After almost a decade and a half, and with the approval of a new Constitution of the Republic, the gradual change of the economic paradigm (transition to a so-called market economy), the loss of the State’s power/intervention character, and concretely, as regards this matter, in view of the high costs of maintaining the State’s properties, the latter decided to proceed with the sale of real estate and did so through Law no. 5/91, of January 9, which granted national tenants, in a regular contractual situation, the right to request the onerous acquisition of such real estate. On the other hand, legal or natural persons were allowed to construct buildings for sale or lease or to carry out other activities related to real estate rights, provided that they are duly authorised to do so.

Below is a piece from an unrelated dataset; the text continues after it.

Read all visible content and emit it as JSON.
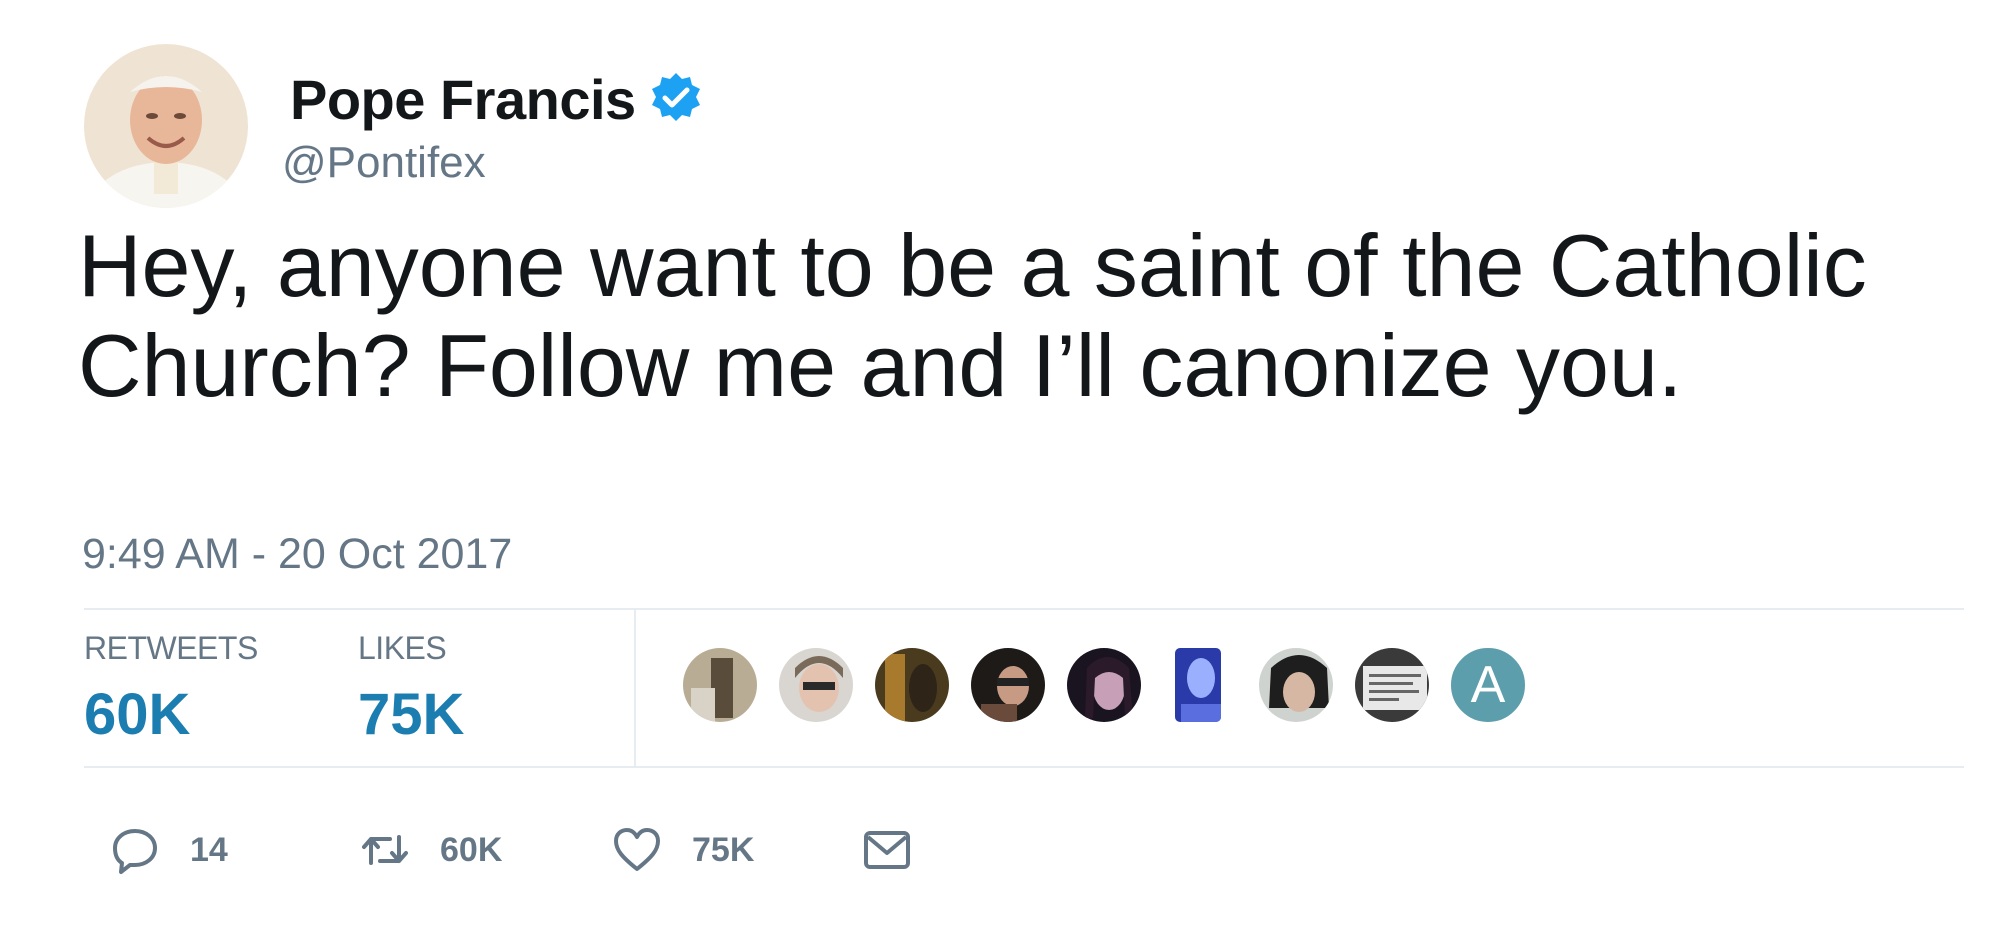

Following this “opening”, Decree no. 2/91, of January 16, determined the procedures for the alienation of real estate above referred, reiterating the idea that legal persons whose share capital was/is mainly foreign were/are considered to be foreign legal persons and, as such, and in the same way as foreign natural persons, could not/cannot acquire the State’s property, since this is a right reserved only to national (natural or legal) persons. Still in this line, this same Decree, in its article 16, establishes that future transfers of ownership of the State’s real estate are only possible in favor of national citizens and companies, thus prohibiting any possibility of transmission of these properties (which were under the direct administration of the State) in favor of foreign (natural or legal) persons.
As a way of ensuring compliance with this imperative, Ministerial Diploma no. 152/92, of September 30, which regulates the operation system of the process of evaluation and alienation of housing real estate of the State, requires, for the process of purchase of the property, a document proving the national citizenship of the tenant and reiterates the principle that the alienation process only benefits national tenants.

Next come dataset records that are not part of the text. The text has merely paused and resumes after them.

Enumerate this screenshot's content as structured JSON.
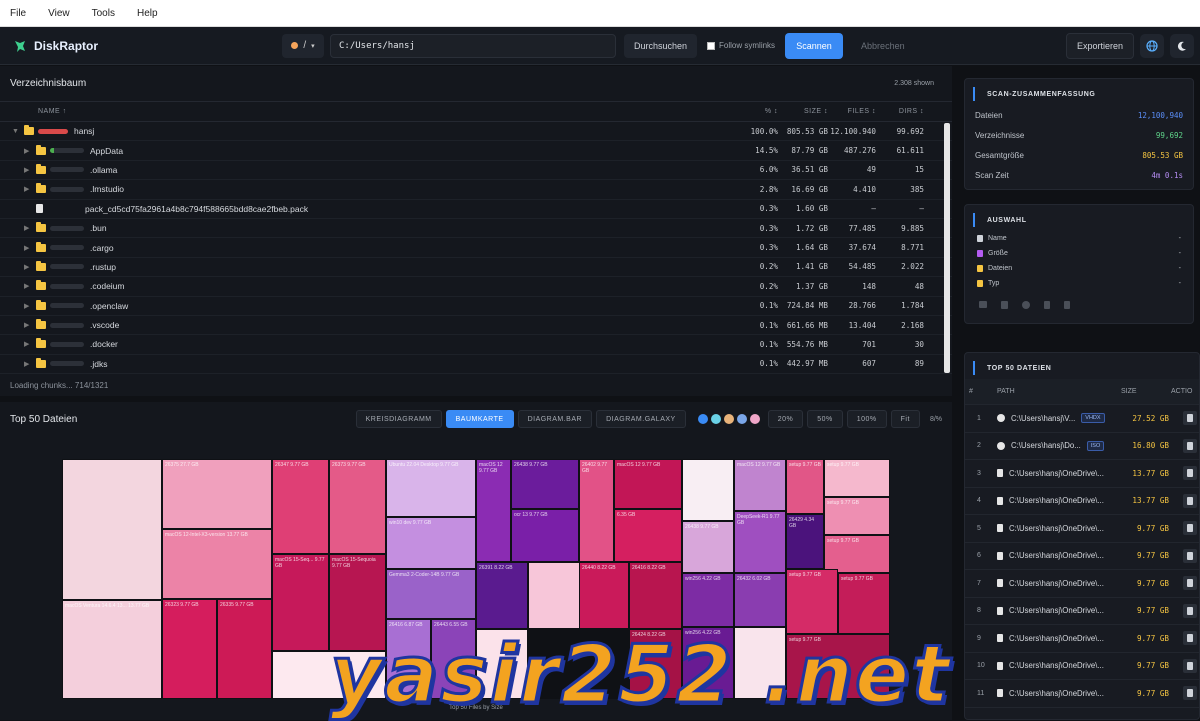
{
  "menu": [
    "File",
    "View",
    "Tools",
    "Help"
  ],
  "toolbar": {
    "app_name": "DiskRaptor",
    "path_value": "C:/Users/hansj",
    "path_root": "/",
    "browse": "Durchsuchen",
    "follow_symlinks": "Follow symlinks",
    "scan": "Scannen",
    "cancel": "Abbrechen",
    "export": "Exportieren"
  },
  "tree": {
    "title": "Verzeichnisbaum",
    "shown": "2.308 shown",
    "headers": {
      "name": "NAME ↑",
      "pct": "% ↕",
      "size": "SIZE ↕",
      "files": "FILES ↕",
      "dirs": "DIRS ↕"
    },
    "rows": [
      {
        "name": "hansj",
        "pct": "100.0%",
        "size": "805.53 GB",
        "files": "12.100.940",
        "dirs": "99.692",
        "kind": "root"
      },
      {
        "name": "AppData",
        "pct": "14.5%",
        "size": "87.79 GB",
        "files": "487.276",
        "dirs": "61.611",
        "kind": "folder"
      },
      {
        "name": ".ollama",
        "pct": "6.0%",
        "size": "36.51 GB",
        "files": "49",
        "dirs": "15",
        "kind": "folder"
      },
      {
        "name": ".lmstudio",
        "pct": "2.8%",
        "size": "16.69 GB",
        "files": "4.410",
        "dirs": "385",
        "kind": "folder"
      },
      {
        "name": "pack_cd5cd75fa2961a4b8c794f588665bdd8cae2fbeb.pack",
        "pct": "0.3%",
        "size": "1.60 GB",
        "files": "—",
        "dirs": "—",
        "kind": "file"
      },
      {
        "name": ".bun",
        "pct": "0.3%",
        "size": "1.72 GB",
        "files": "77.485",
        "dirs": "9.885",
        "kind": "folder"
      },
      {
        "name": ".cargo",
        "pct": "0.3%",
        "size": "1.64 GB",
        "files": "37.674",
        "dirs": "8.771",
        "kind": "folder"
      },
      {
        "name": ".rustup",
        "pct": "0.2%",
        "size": "1.41 GB",
        "files": "54.485",
        "dirs": "2.022",
        "kind": "folder"
      },
      {
        "name": ".codeium",
        "pct": "0.2%",
        "size": "1.37 GB",
        "files": "148",
        "dirs": "48",
        "kind": "folder"
      },
      {
        "name": ".openclaw",
        "pct": "0.1%",
        "size": "724.84 MB",
        "files": "28.766",
        "dirs": "1.784",
        "kind": "folder"
      },
      {
        "name": ".vscode",
        "pct": "0.1%",
        "size": "661.66 MB",
        "files": "13.404",
        "dirs": "2.168",
        "kind": "folder"
      },
      {
        "name": ".docker",
        "pct": "0.1%",
        "size": "554.76 MB",
        "files": "701",
        "dirs": "30",
        "kind": "folder"
      },
      {
        "name": ".jdks",
        "pct": "0.1%",
        "size": "442.97 MB",
        "files": "607",
        "dirs": "89",
        "kind": "folder"
      }
    ],
    "status": "Loading chunks... 714/1321"
  },
  "chart_panel": {
    "title": "Top 50 Dateien",
    "tabs": [
      "KREISDIAGRAMM",
      "BAUMKARTE",
      "DIAGRAM.BAR",
      "DIAGRAM.GALAXY"
    ],
    "active_tab": "BAUMKARTE",
    "palette": [
      "#3a8bf5",
      "#6ad1e6",
      "#e8b37a",
      "#7aa6e8",
      "#f0a6c8"
    ],
    "zoom": [
      "20%",
      "50%",
      "100%",
      "Fit"
    ],
    "zoom_level": "8/%",
    "caption": "Top 50 Files by Size"
  },
  "summary": {
    "title": "SCAN-ZUSAMMENFASSUNG",
    "rows": [
      {
        "label": "Dateien",
        "value": "12,100,940",
        "color": "#5b8ff9"
      },
      {
        "label": "Verzeichnisse",
        "value": "99,692",
        "color": "#5fd38a"
      },
      {
        "label": "Gesamtgröße",
        "value": "805.53 GB",
        "color": "#f5c542"
      },
      {
        "label": "Scan Zeit",
        "value": "4m 0.1s",
        "color": "#b48cf2"
      }
    ]
  },
  "auswahl": {
    "title": "AUSWAHL",
    "rows": [
      {
        "label": "Name",
        "value": "-"
      },
      {
        "label": "Größe",
        "value": "-"
      },
      {
        "label": "Dateien",
        "value": "-"
      },
      {
        "label": "Typ",
        "value": "-"
      }
    ]
  },
  "top50": {
    "title": "TOP 50 DATEIEN",
    "headers": {
      "idx": "#",
      "path": "PATH",
      "size": "SIZE",
      "actions": "ACTIO"
    },
    "rows": [
      {
        "idx": "1",
        "path": "C:\\Users\\hansj\\V...",
        "badge": "VHDX",
        "size": "27.52 GB",
        "disc": true
      },
      {
        "idx": "2",
        "path": "C:\\Users\\hansj\\Do...",
        "badge": "ISO",
        "size": "16.80 GB",
        "disc": true
      },
      {
        "idx": "3",
        "path": "C:\\Users\\hansj\\OneDrive\\...",
        "badge": "",
        "size": "13.77 GB",
        "disc": false
      },
      {
        "idx": "4",
        "path": "C:\\Users\\hansj\\OneDrive\\...",
        "badge": "",
        "size": "13.77 GB",
        "disc": false
      },
      {
        "idx": "5",
        "path": "C:\\Users\\hansj\\OneDrive\\...",
        "badge": "",
        "size": "9.77 GB",
        "disc": false
      },
      {
        "idx": "6",
        "path": "C:\\Users\\hansj\\OneDrive\\...",
        "badge": "",
        "size": "9.77 GB",
        "disc": false
      },
      {
        "idx": "7",
        "path": "C:\\Users\\hansj\\OneDrive\\...",
        "badge": "",
        "size": "9.77 GB",
        "disc": false
      },
      {
        "idx": "8",
        "path": "C:\\Users\\hansj\\OneDrive\\...",
        "badge": "",
        "size": "9.77 GB",
        "disc": false
      },
      {
        "idx": "9",
        "path": "C:\\Users\\hansj\\OneDrive\\...",
        "badge": "",
        "size": "9.77 GB",
        "disc": false
      },
      {
        "idx": "10",
        "path": "C:\\Users\\hansj\\OneDrive\\...",
        "badge": "",
        "size": "9.77 GB",
        "disc": false
      },
      {
        "idx": "11",
        "path": "C:\\Users\\hansj\\OneDrive\\...",
        "badge": "",
        "size": "9.77 GB",
        "disc": false
      }
    ]
  },
  "treemap": [
    {
      "label": "",
      "color": "#f3d6df"
    },
    {
      "label": "26375 27.7 GB",
      "color": "#f0a0bd"
    },
    {
      "label": "macOS 12-Intel-X3-version 13.77 GB",
      "color": "#ec83a7"
    },
    {
      "label": "26347 9.77 GB",
      "color": "#df3f75"
    },
    {
      "label": "26373 9.77 GB",
      "color": "#e45a88"
    },
    {
      "label": "macOS Ventura 14.6.4 13... 13.77 GB",
      "color": "#f4cfdc"
    },
    {
      "label": "26323 9.77 GB",
      "color": "#d51d5d"
    },
    {
      "label": "26335 9.77 GB",
      "color": "#cd1a56"
    },
    {
      "label": "macOS 15-Seq... 9.77 GB",
      "color": "#c6195a"
    },
    {
      "label": "macOS 15-Sequoia 9.77 GB",
      "color": "#b71651"
    },
    {
      "label": "",
      "color": "#fde9ef"
    },
    {
      "label": "Ubuntu 22.04 Desktop 9.77 GB",
      "color": "#d9b4ea"
    },
    {
      "label": "win10 dev 9.77 GB",
      "color": "#c48fe0"
    },
    {
      "label": "Gemma3 2-Coder-14B 9.77 GB",
      "color": "#9a62c9"
    },
    {
      "label": "26416 6.87 GB",
      "color": "#a86fd3"
    },
    {
      "label": "26443 6.55 GB",
      "color": "#8b44b8"
    },
    {
      "label": "macOS 12 9.77 GB",
      "color": "#8b2cb3"
    },
    {
      "label": "26438 9.77 GB",
      "color": "#6b1c9c"
    },
    {
      "label": "ocr 13 9.77 GB",
      "color": "#7a1fa8"
    },
    {
      "label": "26391 8.22 GB",
      "color": "#5a1b8f"
    },
    {
      "label": "",
      "color": "#f7c6d9"
    },
    {
      "label": "",
      "color": "#fbe2ea"
    },
    {
      "label": "26402 9.77 GB",
      "color": "#e25287"
    },
    {
      "label": "macOS 12 9.77 GB",
      "color": "#c21656"
    },
    {
      "label": "6.35 GB",
      "color": "#d51f60"
    },
    {
      "label": "26440 8.22 GB",
      "color": "#ca1a5a"
    },
    {
      "label": "26416 8.22 GB",
      "color": "#b8154f"
    },
    {
      "label": "26424 8.22 GB",
      "color": "#a51246"
    },
    {
      "label": "",
      "color": "#f8eef3"
    },
    {
      "label": "26438 9.77 GB",
      "color": "#d8a6da"
    },
    {
      "label": "macOS 12 9.77 GB",
      "color": "#c084cf"
    },
    {
      "label": "DeepSeek-R1 9.77 GB",
      "color": "#9f4fc0"
    },
    {
      "label": "win256 4.22 GB",
      "color": "#7d2ca4"
    },
    {
      "label": "win256 4.22 GB",
      "color": "#691b93"
    },
    {
      "label": "26432 6.02 GB",
      "color": "#8a3db0"
    },
    {
      "label": "",
      "color": "#f9e4ec"
    },
    {
      "label": "setup 9.77 GB",
      "color": "#e15687"
    },
    {
      "label": "26429 4.34 GB",
      "color": "#4b137c"
    },
    {
      "label": "setup 9.77 GB",
      "color": "#f5b8cd"
    },
    {
      "label": "setup 9.77 GB",
      "color": "#ee8fb2"
    },
    {
      "label": "setup 9.77 GB",
      "color": "#e45f8e"
    },
    {
      "label": "setup 9.77 GB",
      "color": "#d52b67"
    },
    {
      "label": "setup 9.77 GB",
      "color": "#c41d59"
    },
    {
      "label": "setup 9.77 GB",
      "color": "#a8154a"
    }
  ],
  "watermark": "yasir252 .net"
}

This prohibition extends to real estate in ruins and unfinished real estate, which have reverted to the State under Decree-Law no. 5/76, of February 5, inasmuch as, and in accordance with Article 2 of Ministerial Diploma no. 97/92, of July 8, the alienation of ruined or unfinished buildings, as well as their future transmission, may only be made to national citizens or companies.
In view of the foregoing, we can deduce that, on all the buildings that have been nationalized, a burden of non-transferability is imposed on foreigners, by virtue of the aforementioned legal provisions.
While it is true that these Laws were approved in a period with their social, economic and political peculiarities (post-independence), in which the State was concerned, among other things, in assuring housing for the national citizens, nowadays, in the era of globalization and in view of the economic, social, cultural and other dynamics, this prohibition is most probably no longer justified and/or not in line with the status quo. But this prohibition remains part of our legal framework and as such must be acknowledged and taken into account, for example, in the acquisition of an autonomous fraction in a building constructed on a site where a ruined building was implanted (with the burden of non-transferability to foreigners). In these cases, the understanding of the Maputo’s Real Estate Registrar Office is that, on the residential real estate, built on a land where a building in ruins was implanted previously, the burden of non-transferability to foreigners lies. The solution is different when it comes to real estate built for commercial purposes (offices and shops), in which case such limitation does not exist. This distinction, however, does not result from the Law, but it is the prevailing understanding of the referred entity.
It is, therefore, prudent, at all levels and for all stakeholders (work owners, property buyers, real estate brokerage companies, among others), especially for the above-mentioned foreigners, better defined in the listed and in force legislation, to always have into account the existence or not of this burden, otherwise it will not be possible to conclude the desired legal transactions, the object of which being the real estate with the burden of nontransferability to foreigners.
Of particular interest are the cases of office buildings (or for offices and residential purposes), built on a ruin with the burden of non-transferability to foreigners, given the already mentioned practical differentiation (without legal support) made by the Maputo Real Estate Registrar Office.
It is therefore crucial, in this last scenario (but not limited to), that the interested parties request an opinion to the relevant entity, in order to better assert their rights and, above all, to have greater certainty and legal security in the business they intend to enter into.
(1) For the purposes of this Decree-Law, income buildings were all buildings that, intended for housing or other purposes (such as commerce, industry or agriculture), were not occupied by their owners.
(2) For the purposes of this Decree-Law, foreigners not domiciled in Mozambique were foreigners who would be absent for a period of more than 90 (ninety) days, without being duly authorized to do so by the relevant entity.
(3) For the purposes of this Decree-Law, legal persons or foreign companies were those whose majority of the share capital or shareholders were foreigners. Legal entities or foreign companies that, being legally authorized to carry out their activities in Mozambique, needed their respective properties for the pursuit of its corporate purpose were excluded from this definition.